Размер шрифта
-
+

Сумерки Дао. Культура Китая на пороге Нового времени - стр. 19

Поистине, культура в поздней китайской империи оказывалась слитой с насилием. Это значит, что культура подменялась идеологией. Культуртрегеры той эпохи – это именно идеологи, которые только «знают» о культуре и потому открывают путь насилию – интеллектуальному и физическому. В то время одно за другим появились учения, претендовавшие на создание законченного, синтетически обобщенного образа традиционной мудрости. Но почти все они были объявлены… ересью. А правительство предприняло особенно энергичные меры для того, чтобы защитить прерогативы государственной ортодоксии. Уже Чжу Юаньчжан повелел вымарать из конфуцианского канона «Мэн-цзы» более 80 пассажей, могущих, по его мнению, бросить тень на авторитет государя. В конце XVI века впервые в китайской истории были введены наказания для тех, кто, держа экзамен на ученое звание, осмеливался толковать каноны вразрез с официальными комментариями. Тогда же начались систематические репрессии против проповедников синкретизма «трех религий» и разного рода нонконформистских мыслителей.

Подведем итог: никогда в китайской истории государство и общество не сходились так близко и никогда отчуждение между ними не было таким глубоким, как в эпоху Мин. Более тесное взаимодействие различных аспектов китайской культуры привело и к более отчетливому размежеванию между ними. Мы имеем дело с двумя сторонами единого процесса самоопределения культуры, которая всегда осознает себя через столкновение с иным типом мировоззрения. Правда, традиционное культурное самосознание придает оппозиции «мы» – «они» условный и даже догматический характер. Оно утверждает, что других культур вообще не существует, а есть либо другие версии той же самой культуры, либо ее противоположность, то есть дикость, невежество, «бескультурье». И в старом Китае апологеты официальной традиции были убеждены в том, что «глупый народ», как называли они простолюдинов, не имеет собственной культуры и способен лишь неумело и бездумно подражать просвещенным верхам общества.
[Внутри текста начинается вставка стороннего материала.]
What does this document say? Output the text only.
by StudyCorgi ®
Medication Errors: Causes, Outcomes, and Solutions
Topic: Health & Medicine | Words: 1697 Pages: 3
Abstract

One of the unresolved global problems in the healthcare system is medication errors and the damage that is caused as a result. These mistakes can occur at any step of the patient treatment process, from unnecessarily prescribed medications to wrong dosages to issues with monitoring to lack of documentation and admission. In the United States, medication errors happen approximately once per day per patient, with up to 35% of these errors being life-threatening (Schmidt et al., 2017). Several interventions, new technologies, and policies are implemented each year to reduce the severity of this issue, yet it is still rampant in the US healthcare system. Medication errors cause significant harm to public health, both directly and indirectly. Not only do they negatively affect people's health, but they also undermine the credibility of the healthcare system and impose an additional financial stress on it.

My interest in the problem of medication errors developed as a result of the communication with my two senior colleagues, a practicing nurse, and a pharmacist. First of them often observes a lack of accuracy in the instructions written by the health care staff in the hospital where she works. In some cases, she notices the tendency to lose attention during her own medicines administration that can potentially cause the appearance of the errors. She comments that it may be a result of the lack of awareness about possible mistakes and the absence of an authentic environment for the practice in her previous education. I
Образ «чужого» всего нагляднее являлся в образах «антикультуры» – нарочито гротескного мира варваров, сумасшедших, чудовищ из потустороннего мира, жителей фантастических стран на краю света – всех этих псевдолюдей с песьими головами или без голов, с дыркой в груди или змеиным хвостом, одноногих или обладающих, подобно отвратительным насекомым, множеством конечностей. Обширная галерея этих уродов представлена на гравюрах иллюстрированной историко-географической энциклопедии «Саньцай тухой», появившейся в XV веке.


Чэнь Чунь.

Вид города Чунъянь в дождливую погоду. XVI в.


Для того чтобы понять высшее, предельное состояние того взаимного наложения символического и действительного, на котором стоял традиционный политический порядок, нам следует обратиться к городскому быту. Собственно, китайская цивилизация изначально сложилась на городской основе. Ограниченное и размеренное пространство города всегда и везде было памятником величия человеческого разума, маяком культуры в океане дикой природы. Но лишь в позднее Средневековье города стали играть главенствующую роль в культурной жизни Китая. И только в минскую эпоху институты и культура традиционного китайского города обрели законченный вид. Впрочем, несмотря на существование крупных городов, насчитывавших до миллиона и более жителей, город никогда не выступал как самостоятельная политическая и социальная сила. Он был скорее фактом повседневной жизни, чем истории государства и общественных институтов. Он не сумел и даже не пытался разорвать путы «небесной сети» империи.